D'aussi loin que je me souvienne, j'ai toujours été moche. Oui, moche. Un laideron, un cageot, une ignominie féminine, si vous préférez. Attendez, je ne fais que répéter ce que j'entends depuis des années. Oui, je sais, il paraît que la vraie beauté est intérieure. Mais franchement, vous verriez ma gueule, tous ces boniments, vous les foutriez à la poubelle illico. Ou aux chiottes. En tirant la chasse d'eau bien fort.
Ma prise de conscience, concernant mon physique difficile, a commencé très tôt, plus exactement à l'école, durant mon entrée en primaire. Malgré tout l'amour de mes parents, la « petite princesse à son papa » que j'étais n'a pas longtemps résisté à la réalité.

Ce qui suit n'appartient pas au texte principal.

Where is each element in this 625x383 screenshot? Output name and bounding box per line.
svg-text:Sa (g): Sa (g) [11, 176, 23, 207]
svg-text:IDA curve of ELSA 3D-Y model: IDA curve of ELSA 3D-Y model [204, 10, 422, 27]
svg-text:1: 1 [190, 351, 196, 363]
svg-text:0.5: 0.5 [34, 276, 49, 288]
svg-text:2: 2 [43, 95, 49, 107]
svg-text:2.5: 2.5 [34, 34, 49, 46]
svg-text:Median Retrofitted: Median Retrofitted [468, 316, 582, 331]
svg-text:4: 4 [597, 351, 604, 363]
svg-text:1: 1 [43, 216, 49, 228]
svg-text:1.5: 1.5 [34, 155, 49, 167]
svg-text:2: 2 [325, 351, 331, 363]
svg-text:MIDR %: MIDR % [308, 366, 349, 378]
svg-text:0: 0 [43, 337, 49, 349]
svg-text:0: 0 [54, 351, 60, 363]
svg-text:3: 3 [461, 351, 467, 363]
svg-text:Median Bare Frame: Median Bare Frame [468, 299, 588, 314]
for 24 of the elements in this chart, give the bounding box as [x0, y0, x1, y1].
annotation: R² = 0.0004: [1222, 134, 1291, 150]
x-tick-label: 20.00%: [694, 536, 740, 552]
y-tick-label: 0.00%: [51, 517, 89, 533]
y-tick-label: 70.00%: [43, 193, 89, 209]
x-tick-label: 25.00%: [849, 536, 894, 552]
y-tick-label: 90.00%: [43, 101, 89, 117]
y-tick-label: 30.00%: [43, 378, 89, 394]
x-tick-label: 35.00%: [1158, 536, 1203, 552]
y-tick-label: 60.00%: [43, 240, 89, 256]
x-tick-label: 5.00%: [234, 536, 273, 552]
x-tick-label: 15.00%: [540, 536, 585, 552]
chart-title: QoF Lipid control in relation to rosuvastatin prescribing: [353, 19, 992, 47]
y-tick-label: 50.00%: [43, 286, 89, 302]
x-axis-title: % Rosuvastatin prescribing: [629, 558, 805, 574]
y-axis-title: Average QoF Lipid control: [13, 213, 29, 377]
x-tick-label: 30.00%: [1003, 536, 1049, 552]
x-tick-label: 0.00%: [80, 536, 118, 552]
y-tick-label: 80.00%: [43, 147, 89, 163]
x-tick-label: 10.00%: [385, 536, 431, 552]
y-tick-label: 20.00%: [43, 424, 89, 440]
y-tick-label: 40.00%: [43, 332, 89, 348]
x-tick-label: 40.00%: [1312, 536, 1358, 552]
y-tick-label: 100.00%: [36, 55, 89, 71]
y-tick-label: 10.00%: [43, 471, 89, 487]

Ceci étant, n'allez pas croire, j'ai des sentiments. Je suis même un cœur d'artichaut. Ça va bien avec moi, tiens, cette expression, vu que pour l'artichaut, comme pour moi, on en jette plus qu'on en garde. Puisqu'on parle de cœur, mon premier amoureux s'appelait Fabio. Enfin, je devrais plutôt dire « le premier garçon dont j'ai été amoureuse ». J'avais six ans. Je me souviens, je passais mes journées à le regarder, l'air un peu niaise, eut égard certainement à un strabisme divergent qui ne s'est jamais démenti depuis. Mais les seuls rapports que j'ai entretenus avec lui, c'étaient les pains en chocolat que je lui donnais chaque jour, à la récré. En fait tout mon goûter, pour être exacte. Je le regardais manger mes viennoiseries, en même temps qu'il dévorait du regard ma meilleure amie, la belle Sandra. Oui, tellement belle que c'en était gênant. Surtout sur les photos de classe. Parce qu'elle m'a poursuivi toute ma scolarité, cette salope. Je sais, ce n'est pas très gentil de parler ainsi de sa meilleure amie. Mais bon. Ainsi se déroule ma vie. Seuls les noms des pique-goûter change. A la fin, c'est toujours elle qui emballe. Je suis certaine qu'elle le fait exprès, de rester amie avec moi. On l'admet trop peu, mais la copine « boudin », c'est plus efficace qu'une cure de confiance en soi. Vous la regardez et tout d'un coup vos problèmes disparaissent. Ça fait plaisir de servir à quelque chose. Le pire, dans l’histoire, c’est que malgré mon abstinence culinaire, j’ai toujours été grosse. Vous imaginez ? Même ça, elle me l’a pas laissé. Quand je pense à tous les burgers qu’elle s’est enfilé pendant que je grignotais en vain de sordides salades. Moche et grosse, donc.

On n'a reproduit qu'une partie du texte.